Dennoch zeigt die Wahl, dass es – unabhängig von den Türken – Probleme im Verhältnis zwischen Deutschen und einwandernden Moslems gibt. Wie Wahlanalysen zeigen, hat nur ein sehr geringer Teil der Akademiker AfD gewählt. Die Leute mit der hohen Bildungsstufe sind sich bewusst, dass Einwanderung unausweichlich ist, dass Deutschland ein Multi-Kulti-Land wird, dass Leute unterschiedlichster Farbe und Religion deutsche Personalausweise haben werden. Ein klassisches Einwanderungsland eben.
Diese Erkenntnis der Gebildeten ist in den niedrigeren Bildungsstufen noch nicht angekommen. Hier versteht man Deutschland noch als deutsches Land alten Stils und wundert sich über die neuen Farben und Stile, die sich vor allem innerorts zeigen. Doch das eigentliche Problem der weniger Gebildeten ist die stille Drohung, die seit Köln und seinen Vorläufern und Nachfolgern von der sichtbaren Existenz der Männer mit den schwarzen Vollbärten und ihren Damen in unterschiedlichen Formen der Verkleidung ausgeht. Das Problem wird nicht geringer, wenn Einwanderer und Konvertiten ihre Ethnizität und Religiosität auch noch demontrativ zeigen, um sich von der Umwelt abzusetzen – klassisches Immigranten-Verhalten, wie es beispielsweise die Deutschen in "Neuyork" und "Pennsylvanien" generationenlang zeigten.

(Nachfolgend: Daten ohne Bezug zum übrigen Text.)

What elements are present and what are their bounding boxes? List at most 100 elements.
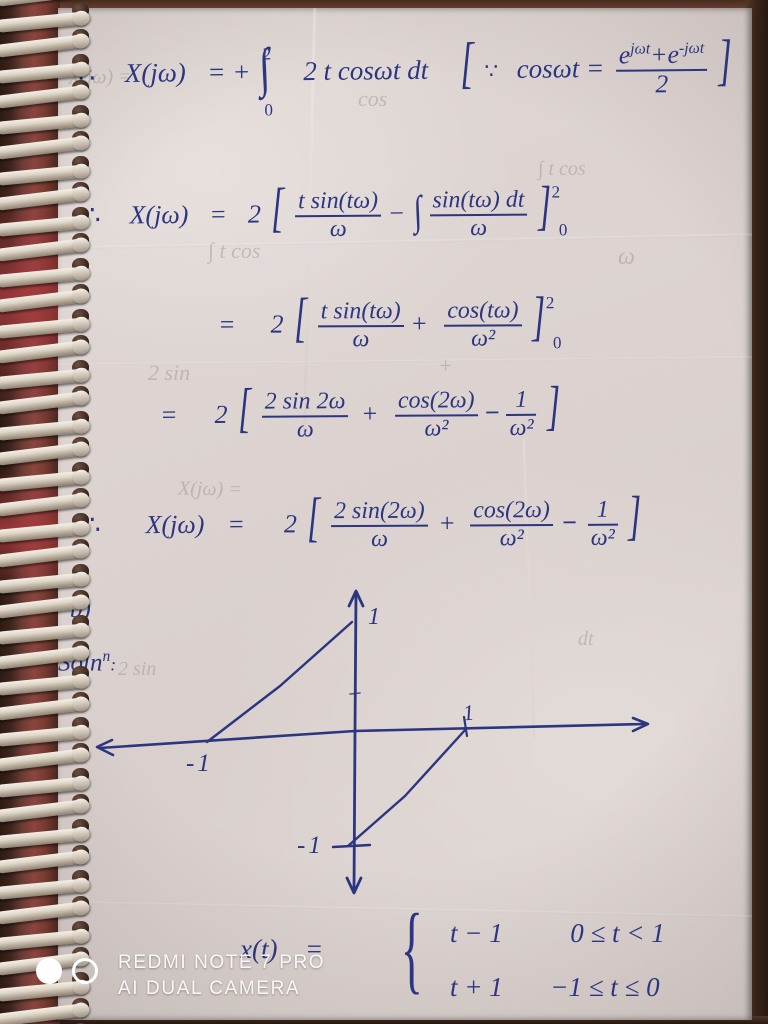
line4-plus: + <box>360 398 379 429</box>
line1-note-num-exp1: jωt <box>630 40 651 58</box>
graph-label-y-top: 1 <box>368 604 380 630</box>
line2-term2: sin(tω) dt ω <box>429 186 528 241</box>
line4-equals: = <box>159 400 178 430</box>
spiral-coil <box>0 1002 89 1024</box>
line3-term2: cos(tω) ω² <box>444 297 522 351</box>
line5-term2-num: cos(2ω) <box>473 497 550 524</box>
line3-equals: = <box>217 309 236 339</box>
line3-coefficient: 2 <box>270 309 284 339</box>
line5-term3: 1 ω² <box>587 496 618 550</box>
watermark-line-2: AI DUAL CAMERA <box>118 978 301 999</box>
line2-limit-upper: 2 <box>551 182 561 202</box>
lens-ring-icon <box>72 958 98 984</box>
line3-term2-den: ω² <box>444 323 522 351</box>
equation-line-3: = 2 [ t sin(tω) ω + cos(tω) ω² ] 2 0 <box>218 281 580 353</box>
line4-term3-den: ω² <box>506 413 537 441</box>
ghost-text-7: dt <box>578 628 594 650</box>
line4-term2-num: cos(2ω) <box>397 387 475 414</box>
line2-term1-den: ω <box>295 214 382 242</box>
piecewise-brace: { <box>400 894 423 1005</box>
piecewise-row-0: t − 1 0 ≤ t < 1 <box>450 918 665 949</box>
line2-coefficient: 2 <box>247 199 262 229</box>
line1-note-num-e2: e <box>667 39 680 69</box>
line1-note-num-exp2: -jωt <box>678 39 705 58</box>
line5-term2: cos(2ω) ω² <box>470 497 554 551</box>
line1-integral-upper: 2 <box>262 44 272 64</box>
line3-term1-den: ω <box>317 324 404 352</box>
line5-term1: 2 sin(2ω) ω <box>331 497 428 551</box>
graph-label-x-left: -1 <box>186 750 213 777</box>
line2-integral-sign: ∫ <box>412 187 423 234</box>
line3-open-bracket: [ <box>293 286 308 348</box>
line2-equals: = <box>209 199 228 229</box>
line1-note-text: cosωt = <box>516 52 605 84</box>
line2-minus: − <box>387 198 406 228</box>
line4-term2: cos(2ω) ω² <box>395 387 478 441</box>
line2-term1-num: t sin(tω) <box>297 187 379 215</box>
line2-close-bracket: ] <box>537 174 552 236</box>
line4-term3-num: 1 <box>515 386 528 414</box>
ghost-text-9: 2 sin <box>118 658 157 680</box>
line4-term1: 2 sin 2ω ω <box>261 388 349 442</box>
watermark-line-1: REDMI NOTE 7 PRO <box>118 952 326 973</box>
line1-equals: = <box>207 56 226 88</box>
soln-label-colon: : <box>110 654 117 675</box>
piecewise-row-0-domain: 0 ≤ t < 1 <box>570 918 665 948</box>
line2-term1: t sin(tω) ω <box>295 187 382 242</box>
lens-filled-icon <box>36 958 62 984</box>
notebook-photo: X(jω) = cos ∫ t cos ω 2 sin + dt X(jω) =… <box>0 0 768 1024</box>
spiral-binding <box>0 0 96 1024</box>
line1-integral-lower: 0 <box>264 100 274 120</box>
line3-close-bracket: ] <box>531 285 546 347</box>
line1-note-denominator: 2 <box>615 68 708 98</box>
ghost-text-4: ω <box>618 244 635 270</box>
line4-open-bracket: [ <box>237 376 252 438</box>
line1-note-close-bracket: ] <box>717 28 733 92</box>
line5-term2-den: ω² <box>470 523 554 551</box>
line3-plus: + <box>410 308 428 338</box>
line5-term3-den: ω² <box>587 523 618 550</box>
equation-line-5: ∴ X(jω) = 2 [ 2 sin(2ω) ω + cos(2ω) ω² −… <box>84 481 646 554</box>
equation-line-4: = 2 [ 2 sin 2ω ω + cos(2ω) ω² − 1 ω² ] <box>160 371 565 444</box>
piecewise-row-1-expr: t + 1 <box>450 972 503 1002</box>
line1-note-numerator: ejωt+e-jωt <box>616 39 708 70</box>
line5-close-bracket: ] <box>628 484 642 546</box>
line5-plus: + <box>438 508 456 538</box>
line4-term1-den: ω <box>261 414 349 442</box>
line4-term2-den: ω² <box>395 413 478 441</box>
line2-limit-lower: 0 <box>558 220 568 240</box>
line2-term2-num: sin(tω) dt <box>432 186 525 214</box>
line3-term1-num: t sin(tω) <box>320 298 401 325</box>
line2-open-bracket: [ <box>271 176 285 238</box>
line5-term3-num: 1 <box>596 496 609 523</box>
piecewise-row-0-expr: t − 1 <box>450 918 503 948</box>
piecewise-row-1-domain: −1 ≤ t ≤ 0 <box>550 972 660 1002</box>
line5-coefficient: 2 <box>283 509 297 539</box>
line4-term3: 1 ω² <box>506 386 537 441</box>
line3-term2-num: cos(tω) <box>447 297 519 324</box>
line4-close-bracket: ] <box>546 374 561 436</box>
line1-note-fraction: ejωt+e-jωt 2 <box>615 39 708 98</box>
line3-limit-upper: 2 <box>545 293 555 313</box>
line3-limit-lower: 0 <box>552 333 562 353</box>
paper-crease-3 <box>58 356 752 366</box>
line2-term2-den: ω <box>429 213 528 241</box>
line1-note-num-e1: e <box>618 40 631 70</box>
line1-note-open-bracket: [ <box>459 31 474 95</box>
line3-term1: t sin(tω) ω <box>317 298 404 352</box>
line4-coefficient: 2 <box>214 399 228 430</box>
line1-integrand: 2 t cosωt dt <box>303 54 429 87</box>
line1-note-num-plus: + <box>650 39 668 69</box>
line5-term1-num: 2 sin(2ω) <box>334 497 425 525</box>
line1-note-because: ∵ <box>484 59 499 84</box>
line4-term1-num: 2 sin 2ω <box>264 388 346 415</box>
line5-open-bracket: [ <box>307 486 321 548</box>
graph-label-y-bottom: -1 <box>297 832 324 859</box>
line5-minus: − <box>561 507 578 537</box>
line2-lhs: X(jω) <box>129 200 189 230</box>
line5-term1-den: ω <box>331 524 428 551</box>
equation-line-2: ∴ X(jω) = 2 [ t sin(tω) ω − ∫ sin(tω) dt… <box>84 170 586 243</box>
line1-plus: + <box>232 56 251 87</box>
piecewise-row-1: t + 1 −1 ≤ t ≤ 0 <box>450 972 660 1003</box>
line1-lhs: X(jω) <box>124 57 186 88</box>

Dass feindliche Gefühle gegen Einwanderer und entsprechende AfD-Wahlerfolge vor allem in solchen Bundesländern auftreten, die nur wenige Einwanderer aufweisen, mag mit ihrer geografischen Lage zu tun haben. Vielleicht büssen Migranten aus Nahost und Afrika für die osteuropäischen Diebesbanden, die Ostdeutschland seit Jahren verunsichern. In Bayern wurde die AfD zweitstärkste Partei vor allem in Landkreisen, die der nahe an der österreichischen Grenze liegen, an der die Balkanroute endet.
Allen, die der AfD-Erfolg aufgescheucht hat, sei gesagt: die Wahrscheinlichkeit spricht dafür, dass nach vier Jahren der Spuk vorbei sein wird. Die Deutschen bleiben Demokraten. Sie werden wieder bürgerlich wählen, sobald Merkel ausgestanden ist und der Staat soweit ertüchtigt wurde, dass er die Migration ohne Krise zu steuern fähig ist.